Moreover, Tesco is going some way to cater for the various religious festivals that are celebrated by consumers from this particular demographic, something which can’t be said for the majority of other retailers. “The other brands have not taken advantage of the benefits they can get out of this multitude of festivals,” says Manjrekar. “We have seen it happen from the ethnic brands in the UK but that kind of approach is lacking from the mainstream brands. They are not trying to cater to every single market.” For any business owner left feeling sceptical about the benefits of dedicating marketing to such events, Saraf adds: “If you understand the ethnic consumers, you could have five Christmases every year – so that’s five times the consumption boom.”

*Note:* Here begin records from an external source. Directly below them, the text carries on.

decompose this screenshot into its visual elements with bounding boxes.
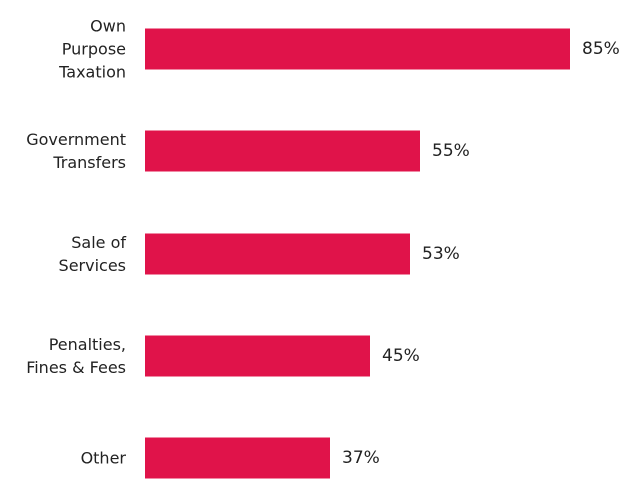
value-label: 85% (582, 39, 620, 59)
bar (145, 437, 330, 479)
bar (145, 233, 410, 275)
category-label: Sale of Services (58, 232, 126, 275)
category-label: Own Purpose Taxation (59, 16, 126, 82)
bar (145, 335, 370, 377)
value-label: 45% (382, 345, 420, 366)
value-label: 55% (432, 141, 470, 162)
value-label: 53% (422, 243, 460, 264)
value-label: 37% (342, 448, 380, 469)
bar (145, 130, 420, 172)
category-label: Government Transfers (26, 130, 126, 173)
category-label: Penalties, Fines & Fees (26, 334, 126, 377)
category-label: Other (80, 448, 126, 468)
bar (145, 28, 570, 70)
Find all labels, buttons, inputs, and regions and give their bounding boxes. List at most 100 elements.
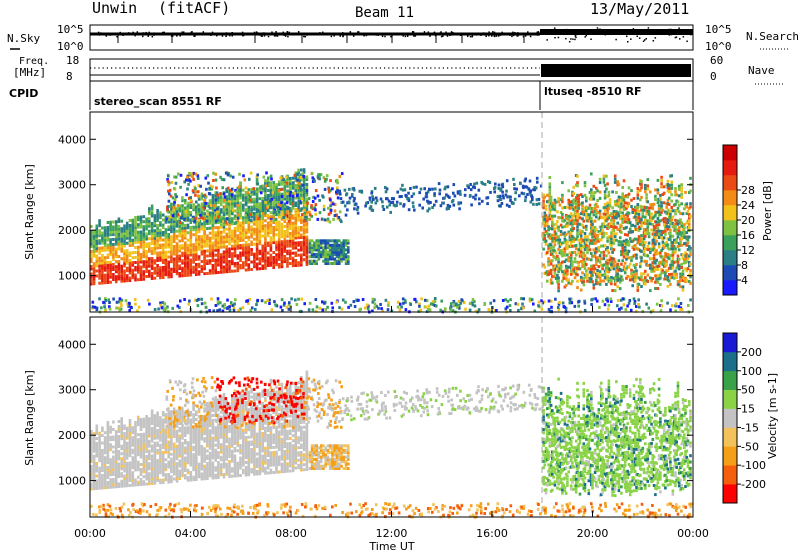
range-gate-cell: [283, 245, 287, 248]
range-gate-cell: [471, 303, 475, 307]
range-gate-cell: [579, 288, 583, 292]
range-gate-cell: [262, 175, 266, 179]
range-gate-cell: [277, 253, 281, 256]
range-gate-cell: [253, 230, 256, 234]
range-gate-cell: [666, 268, 670, 272]
range-gate-cell: [657, 210, 661, 214]
range-gate-cell: [228, 217, 231, 221]
range-gate-cell: [106, 256, 110, 259]
range-gate-cell: [150, 239, 154, 243]
range-gate-cell: [277, 235, 281, 239]
range-gate-cell: [606, 239, 609, 243]
range-gate-cell: [387, 301, 390, 305]
range-gate-cell: [128, 279, 132, 282]
range-gate-cell: [607, 303, 611, 307]
range-gate-cell: [561, 216, 564, 220]
range-gate-cell: [654, 261, 657, 265]
range-gate-cell: [164, 265, 168, 269]
range-gate-cell: [153, 261, 157, 265]
range-gate-cell: [297, 206, 300, 210]
sky-count-mark: [163, 31, 165, 34]
range-gate-cell: [529, 192, 532, 196]
range-gate-cell: [315, 239, 318, 243]
range-gate-cell: [178, 227, 181, 230]
sky-count-mark: [342, 35, 344, 37]
range-gate-cell: [175, 195, 178, 199]
range-gate-cell: [625, 225, 628, 229]
range-gate-cell: [661, 247, 665, 251]
range-gate-cell: [671, 209, 675, 213]
range-gate-cell: [280, 225, 284, 229]
range-gate-cell: [277, 248, 281, 251]
range-gate-cell: [590, 217, 593, 220]
range-gate-cell: [264, 249, 267, 253]
range-gate-cell: [687, 304, 690, 307]
range-gate-cell: [125, 251, 129, 255]
range-gate-cell: [175, 237, 179, 241]
range-gate-cell: [291, 224, 295, 228]
range-gate-cell: [289, 242, 292, 245]
sky-count-mark: [404, 35, 407, 38]
range-gate-cell: [327, 206, 330, 210]
sky-count-mark: [554, 36, 556, 39]
range-gate-cell: [255, 235, 259, 238]
range-gate-cell: [302, 193, 306, 197]
range-gate-cell: [189, 211, 193, 214]
sky-count-mark: [678, 38, 681, 40]
range-gate-cell: [103, 266, 107, 270]
range-gate-cell: [213, 206, 216, 210]
range-gate-cell: [217, 243, 220, 247]
range-gate-cell: [195, 265, 198, 269]
range-gate-cell: [297, 248, 300, 252]
range-gate-cell: [314, 189, 318, 193]
range-gate-cell: [117, 235, 121, 238]
range-gate-cell: [228, 212, 231, 216]
range-gate-cell: [148, 242, 151, 246]
range-gate-cell: [671, 225, 675, 229]
range-gate-cell: [264, 181, 267, 185]
sky-count-mark: [440, 31, 442, 33]
range-gate-cell: [289, 179, 292, 183]
range-gate-cell: [314, 309, 318, 313]
range-gate-cell: [339, 197, 343, 201]
range-gate-cell: [579, 237, 583, 241]
range-gate-cell: [197, 210, 201, 214]
range-gate-cell: [253, 207, 256, 211]
range-gate-cell: [280, 212, 284, 216]
range-gate-cell: [233, 202, 237, 205]
range-gate-cell: [612, 241, 616, 245]
sky-count-mark: [488, 31, 490, 33]
range-gate-cell: [261, 202, 264, 205]
sky-count-mark: [570, 38, 572, 40]
range-gate-cell: [579, 244, 583, 247]
range-gate-cell: [148, 207, 151, 211]
range-gate-cell: [363, 306, 367, 310]
range-gate-cell: [150, 247, 154, 250]
range-gate-cell: [548, 188, 552, 192]
range-gate-cell: [275, 248, 278, 252]
range-gate-cell: [586, 273, 589, 277]
range-gate-cell: [652, 231, 656, 235]
range-gate-cell: [219, 223, 223, 227]
range-gate-cell: [137, 248, 140, 252]
range-gate-cell: [137, 278, 140, 282]
range-gate-cell: [385, 205, 389, 209]
range-gate-cell: [611, 289, 614, 292]
range-gate-cell: [294, 231, 298, 235]
range-gate-cell: [524, 199, 527, 203]
range-gate-cell: [187, 182, 190, 186]
range-gate-cell: [212, 309, 216, 313]
range-gate-cell: [543, 217, 547, 221]
range-gate-cell: [322, 241, 325, 245]
sky-count-mark: [193, 35, 195, 37]
range-gate-cell: [360, 190, 364, 194]
range-gate-cell: [553, 243, 557, 247]
range-gate-cell: [246, 191, 250, 195]
range-gate-cell: [280, 257, 284, 261]
range-gate-cell: [435, 304, 438, 308]
range-gate-cell: [225, 262, 228, 266]
range-gate-cell: [153, 234, 157, 238]
range-gate-cell: [462, 301, 466, 304]
range-gate-cell: [127, 304, 130, 308]
range-gate-cell: [607, 190, 611, 194]
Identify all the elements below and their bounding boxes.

Yet, as intriguing as the above characteristics are, there is one other that may grab the attention of a start-up trying to stamp its mark on this audience. For, when it comes to brands, Britain’s ethnic minorities don’t often stray from a chosen path, so to speak. “What you find is that ethnic consumers are brand-loyal consumers. They don’t switch easily,” says Saraf. And the luxury car market is one where such behaviour is particularly visible, with the IPA research revealing that ethnic minorities are three times more likely to own a BMW.
That isn’t to say other brands have little to gain from this rigidity though, and the age factor comes back into play in this regard. “The people that drive Mercedes-Benz are predominantly Arabs, Asian and Chinese,” Saraf explains. “The second generation has started switching to BMW because they don’t want to drive what their dads are driving. But all of this is because the targeting happened early on and they captured quite a niche market.” And it will come as little surprise to learn that Jaguar is now tapping into this trend too.
Essentially then, an intrinsic part of successfully capturing the ethnic consumer is garnering a thorough understanding and appreciation of their culture, everyday needs and buying behaviour. That may sound akin to most modern marketing campaigns, but the other side of the coin is identifying the right channels through which to engage with this market, some of which are relatively unknown currently. Employing the help of a specialist agency is naturally a decent place to start, but there are some simple steps that a right-minded business owner can take to at least get off on the right foot.
“If I see something that has some sort of Arabic culture or a face, I will sit up and take notice,” says Saraf. “We see lots of direct marketing, but if I receive a direct marketing piece which is slightly different and has some sort of cultural images in it, I am going to open it, I am going to read it.”
Delving further inside conventional target markets can also help reveal the little nuggets of information that could make all the difference to future marketing efforts. “If you look at companies like Procter & Gamble, they target based on age, so they have a product per age, rather than looking at how many black women or Chinese people fall within that age,” Saraf continues. “So I think marketeers are wasting quite a bit of the budget by not applying some sort of analytics.”
And with more businesses looking abroad than ever before, capturing the imagination of ethnic consumers on home soil should make life a little easier when venturing into geographies where such cultures are more prevalent.